All 35 subjects who developed detectable parasitaemia in CHMI-a and CHMI-b were still qPCR negative at day 5 and 6 of the study protocol, and the infection was therefore regarded as being in the liver phase [23]. During this phase an increase of the total leukocyte count, lymphocyte count and the monocyte count was observed in the 35 subjects who developed parasitaemia later on in CHMI-a and CHMI-b. Changes in neutrophil count and the differential cell count ratios were not significant. No significant changes were observed in the four subjects who remained qPCR negative in CHMI-b. No differences between the total or differential leukocyte counts were found between subjects infected with NF54 strain, the NF135.C10 clone or the NF166.C8 clone (Table 1).

In the group of twenty parasitaemic subjects in CHMI-b, highly significant changes in the total leukocyte count and differential cell counts of neutrophils, lymphocytes and monocytes were observed in the days before DT and during treatment (Table 2 and Fig. 1). These changes were not seen in non-parasitaemic individuals (Additional file 1: Table S1 and Additional file 2: Figure S1). Of interest, both parasitaemic and non-parasitaemic individuals received anti-malarial treatment, thus excluding an effect of atovaquone–proguanil treatment on the observed changes.

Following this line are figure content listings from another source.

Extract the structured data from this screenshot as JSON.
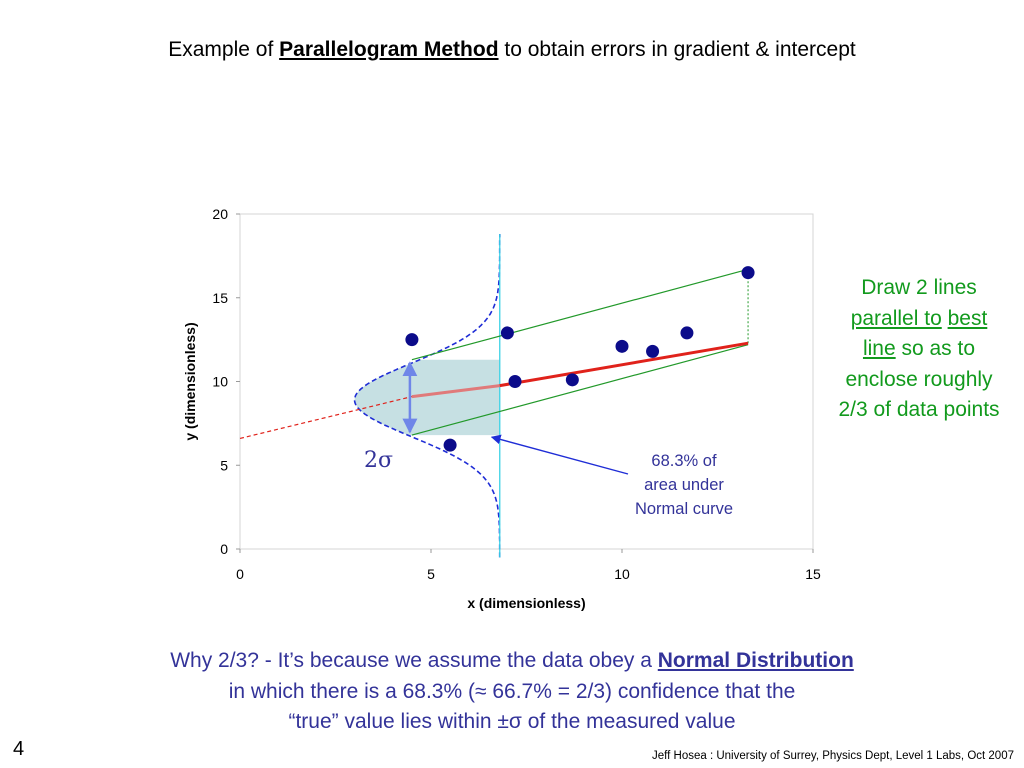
{
  "title": {
    "prefix": "Example of ",
    "emphasis": "Parallelogram Method",
    "suffix": " to obtain errors in gradient & intercept"
  },
  "chart_data": {
    "type": "scatter",
    "title": "",
    "xlabel": "x (dimensionless)",
    "ylabel": "y (dimensionless)",
    "xlim": [
      0,
      15
    ],
    "ylim": [
      0,
      20
    ],
    "xticks": [
      "0",
      "5",
      "10",
      "15"
    ],
    "yticks": [
      "0",
      "5",
      "10",
      "15",
      "20"
    ],
    "grid": false,
    "points": [
      {
        "x": 4.5,
        "y": 12.5
      },
      {
        "x": 5.5,
        "y": 6.2
      },
      {
        "x": 7.0,
        "y": 12.9
      },
      {
        "x": 7.2,
        "y": 10.0
      },
      {
        "x": 8.7,
        "y": 10.1
      },
      {
        "x": 10.0,
        "y": 12.1
      },
      {
        "x": 10.8,
        "y": 11.8
      },
      {
        "x": 11.7,
        "y": 12.9
      },
      {
        "x": 13.3,
        "y": 16.5
      }
    ],
    "best_fit": {
      "slope": 0.39,
      "intercept": 7.1,
      "x_start": 6.8,
      "x_end": 13.3
    },
    "upper_line": {
      "x_start": 4.5,
      "y_start": 11.3,
      "x_end": 13.3,
      "y_end": 16.7
    },
    "lower_line": {
      "x_start": 4.5,
      "y_start": 6.8,
      "x_end": 13.3,
      "y_end": 12.2
    },
    "extrapolation": {
      "x_start": 0,
      "y_start": 6.6,
      "x_end": 4.5,
      "y_end": 9.1
    },
    "normal_curve": {
      "center_y": 8.9,
      "sigma": 2.2,
      "peak_x": 3.0,
      "baseline_x": 6.8,
      "y_min": -0.5,
      "y_max": 18.8
    },
    "shaded_band": {
      "x_start": 4.5,
      "x_end": 6.8,
      "y_low": 6.8,
      "y_high": 11.3
    },
    "colors": {
      "points": "#0b0b8a",
      "best_fit": "#e0221b",
      "best_fit_faded": "#e07a7a",
      "bounds": "#22992a",
      "normal_curve": "#1f2dd6",
      "shading": "#c6e0e3",
      "vertical": "#3cd2e6",
      "sigma_arrow": "#6f86e8",
      "annotation_arrow": "#1f2dd6"
    }
  },
  "sigma_label": "2σ",
  "annotation": {
    "line1": "68.3% of",
    "line2": "area under",
    "line3": "Normal curve"
  },
  "side_note": {
    "part1": "Draw 2 lines ",
    "part2": "parallel to",
    "part3": " ",
    "part4": "best line",
    "part5": " so as to enclose roughly 2/3 of data points"
  },
  "footer": {
    "line1_prefix": "Why 2/3?  - It’s because we assume the data obey a ",
    "line1_emphasis": "Normal Distribution",
    "line2": "in which there is a 68.3% (≈ 66.7% = 2/3) confidence that the",
    "line3": "“true” value lies within ±σ of the measured value"
  },
  "slide_number": "4",
  "credit": "Jeff Hosea : University of Surrey, Physics Dept, Level 1 Labs, Oct 2007"
}
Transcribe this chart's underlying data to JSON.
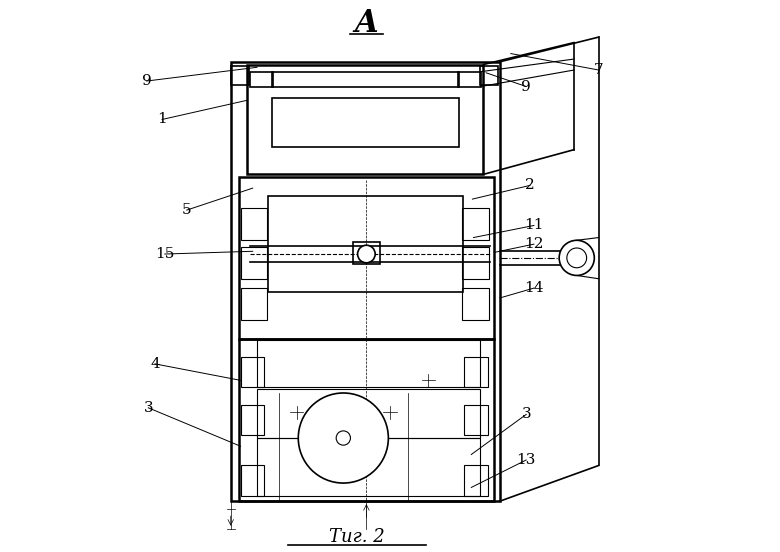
{
  "bg_color": "#ffffff",
  "line_color": "#000000",
  "title_A": "A",
  "caption": "Τиг. 2"
}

Linear model analysis showed that in the individuals who develop parasitaemia, the leukocyte count remained stable until DT − 1 and then showed a fall, which continued until it reached its nadir on DT + 2, with a median of 3.3 × 10⁵ leukocytes/L. On day DT + 2, a leukocytopenia was observed in 70% (14/20) of the subjects. The absolute neutrophil count started to decrease on DT − 1 to a median value of 1.5 × 10⁵ neutrophils/L on DT + 3. Neutropenia was found in 40% (8/20) of the subjects on this day. A steady fall in absolute lymphocyte count was observed from DT − 2 until DT + 2, when the median lymphocyte count was 0.7 × 10⁵ lymphocytes/L. The percentage of subjects with an absolute lymphocytopenia increased from 30% (6/20) on DT to 70% (14/20) 2 days later. The median absolute monocyte counts remained within the normal range, but showed a mild drop on DT + 2. On day 35 of the study protocol, all parameters had returned to baseline values. The evaluated parameters did not differ significantly between subgroups of subjects infected with NF166.C8 and NF135.C10.

The differential cell count ratios were also found to change significantly over time using the Friedman test (Table 1, Fig. 2). The linear model analysis showed a gradual rise of the NLCR, reaching a maximum of 4.0 on DT + 1. After DT + 1 a rapid decrease was observed. The MLCR showed a rise from DT − 2 to DT + 1 after which it decreased. The NMCR seemed to show a rise followed by a fall but these changes were not significant in the linear model analysis.

In the four subjects that remained qPCR negative throughout the study period, the differential leukocyte counts remained within normal values and no significant changes in cell counts or cell count ratios were observed. All four received a full course of atovaquone–proguanil at day 13 of the study protocol (Additional file 1: Table S1 and Additional file 3: Figure S2).

Significant correlations were found between parasite load and absolute lymphocyte count (p < 0.001, correlation coefficient − 0.46) and between parasite load and NLCR (p < 0.001, correlation coefficient 0.50) in CHMI-b. Correlations between parasite load and total leukocyte count, MLCR and NMCR were significant, but weak (p = 0.004, Spearman’s rho (r_s) − 0.23, p < 0.001, r_s 0.36 and p = 0.003, r_s 0.23, respectively). There was no significant correlation between parasite load and absolute neutrophil count or absolute monocyte count.